Wednesday, October 2, 2013

The Food Bazaar in Prilep Macedonia

I have been coming to Prilip since 1982. That year, my father was invited to give lectures at the Dental School in Sofia Bulgaria and Skopje, then Yugoslavia. He decided to buy an Audi in Frankfurt Germany and take the family on a pilgrimage of sorts, visiting our relatives that were, because of very complex political history, located in Greece, Yugoslavia and Bulgaria.

Old Town Prilep, Macedonia

So much has changed since then, the world has new borders, new nations and new technology. Back in those days, phone calls were expensive and difficult, and letters could take months to reach their destinations.

Since my personal Slow Food Macedonia food tour in 2011, I can barely recognize the places I visited back in 1983. Macedonia in particular has all the accouterments of a western capitalist democracy, with ATM's, mini markets, malls and modern road side gas stations catering to tourists and truckers. What has not changed is the delightful spirit of the people, who are warm, generous, passionate and full of wit and sarcastic humor. What has changed the most for me, is the increasing awareness and discovery of the incredible culinary treasure that this part of the world has to offer. In the beginning, outside of my relatives homes, the food was the dull communist fare, if there was anything in the markets at all.

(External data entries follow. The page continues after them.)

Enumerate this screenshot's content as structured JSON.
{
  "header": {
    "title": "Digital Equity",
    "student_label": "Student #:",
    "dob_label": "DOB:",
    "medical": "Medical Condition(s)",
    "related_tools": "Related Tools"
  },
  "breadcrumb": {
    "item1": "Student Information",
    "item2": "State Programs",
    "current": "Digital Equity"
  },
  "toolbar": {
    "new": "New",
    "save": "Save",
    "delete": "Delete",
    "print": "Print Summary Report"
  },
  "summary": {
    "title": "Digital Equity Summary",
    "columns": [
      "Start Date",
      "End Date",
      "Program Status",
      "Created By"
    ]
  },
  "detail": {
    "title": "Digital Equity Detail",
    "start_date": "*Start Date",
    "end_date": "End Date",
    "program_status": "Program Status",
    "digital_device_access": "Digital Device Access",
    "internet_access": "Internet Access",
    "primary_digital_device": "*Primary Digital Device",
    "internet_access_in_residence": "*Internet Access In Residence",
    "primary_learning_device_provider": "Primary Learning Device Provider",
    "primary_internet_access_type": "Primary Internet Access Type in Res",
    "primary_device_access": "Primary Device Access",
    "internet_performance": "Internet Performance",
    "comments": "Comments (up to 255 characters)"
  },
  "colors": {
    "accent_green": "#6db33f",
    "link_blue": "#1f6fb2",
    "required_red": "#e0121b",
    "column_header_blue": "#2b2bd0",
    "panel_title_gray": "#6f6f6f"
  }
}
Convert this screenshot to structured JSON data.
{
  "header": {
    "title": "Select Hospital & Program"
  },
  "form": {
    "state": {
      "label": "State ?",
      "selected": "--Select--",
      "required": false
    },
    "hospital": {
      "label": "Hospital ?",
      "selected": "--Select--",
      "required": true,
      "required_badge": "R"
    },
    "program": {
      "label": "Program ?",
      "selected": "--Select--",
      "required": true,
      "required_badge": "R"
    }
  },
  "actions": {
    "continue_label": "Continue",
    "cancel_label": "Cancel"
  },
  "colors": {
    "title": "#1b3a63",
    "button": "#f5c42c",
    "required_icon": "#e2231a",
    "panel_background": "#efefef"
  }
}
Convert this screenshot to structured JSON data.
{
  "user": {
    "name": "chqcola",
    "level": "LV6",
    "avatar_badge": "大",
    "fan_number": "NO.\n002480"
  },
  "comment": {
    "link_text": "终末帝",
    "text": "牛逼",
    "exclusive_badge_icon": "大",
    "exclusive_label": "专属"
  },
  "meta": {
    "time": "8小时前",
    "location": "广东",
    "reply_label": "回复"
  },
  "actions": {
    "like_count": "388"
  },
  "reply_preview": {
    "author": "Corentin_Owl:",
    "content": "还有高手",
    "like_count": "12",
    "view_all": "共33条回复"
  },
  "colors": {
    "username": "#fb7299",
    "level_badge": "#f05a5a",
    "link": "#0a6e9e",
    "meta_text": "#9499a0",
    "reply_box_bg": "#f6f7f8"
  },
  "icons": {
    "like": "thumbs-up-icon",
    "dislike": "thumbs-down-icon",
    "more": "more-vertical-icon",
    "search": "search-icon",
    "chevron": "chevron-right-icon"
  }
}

Today, the fates arranged for me to have a personal tour through central Prilep, in the old town Bazaar. My guide, Magdalena, I found out was a well known poet and author in the area. She took me to the library to see the collections there, and then we wandered into the Bazaar. As you may know, since I have been writing about this for some time, as well as having radio podcasts, I am very interested in the ESSEDRA project through the Balkan Slow Food partners. I received a list of 25 products that have been nominated to board the Slow Food Foundation for Biodiversity Ark of Taste. I was familiar with some of the products, as well as being supportive of the goals of sustainable rural development.

As I wandered the Bazaar with Magdalena, I encountered a kaleidoscope of vivid colors of all the local produce. It is the time of the Pepper and Tomato harvest, and strings of drying peppers can be seen hanging from the local apartment balconies. 

I saw bags of the K’cana salt

I met herb sellers that were offering beautiful samples from the local mountains, all I was told that would make "Chai" or tea, the Planinski caj Mountain Tea from Galicica mountain.

I saw the Bieno Sirenje Cheese that was featured in Bra at the Cheese Festival

And so many lovely different fruits, vegetables, olives and more. 

My physical presence screams "American" so the sellers were all interested in where I was from, Magdalena dutifully told them I was from San Francisco. When I asked if I could take a picture, each seller instantly grinned and posed, I even had a couple of women ask me to take their picture.

This market has been a part of Prilep since as long as there has been a community in the valley. The first recorded mention of Prilep dates from the 11th Century. Magdalena told me all the produce and cheeses come from the surrounding area, the only imports were the bananas. I had the delight of tasting a local apple, that literally tasted like rose water. The thought of these people and their centuries old way of life, along with their bountiful produce being swept away in the name of convenience brought new urgency to the importance of ESSEDRA. There must be a way to help maintain these agricultural gems, for current and future generations.

My cousin Joana, a 7th grader, informed me yesterday that McDonald's had closed in Skopje. I asked her why? She told me, "We Macedonians don't like fast food."

My cultural pride started to swell. After going to the Bazaar and tasting the local food, I can see why the Macedonians prefer their own food. I hope they can have access to this for another thousand years.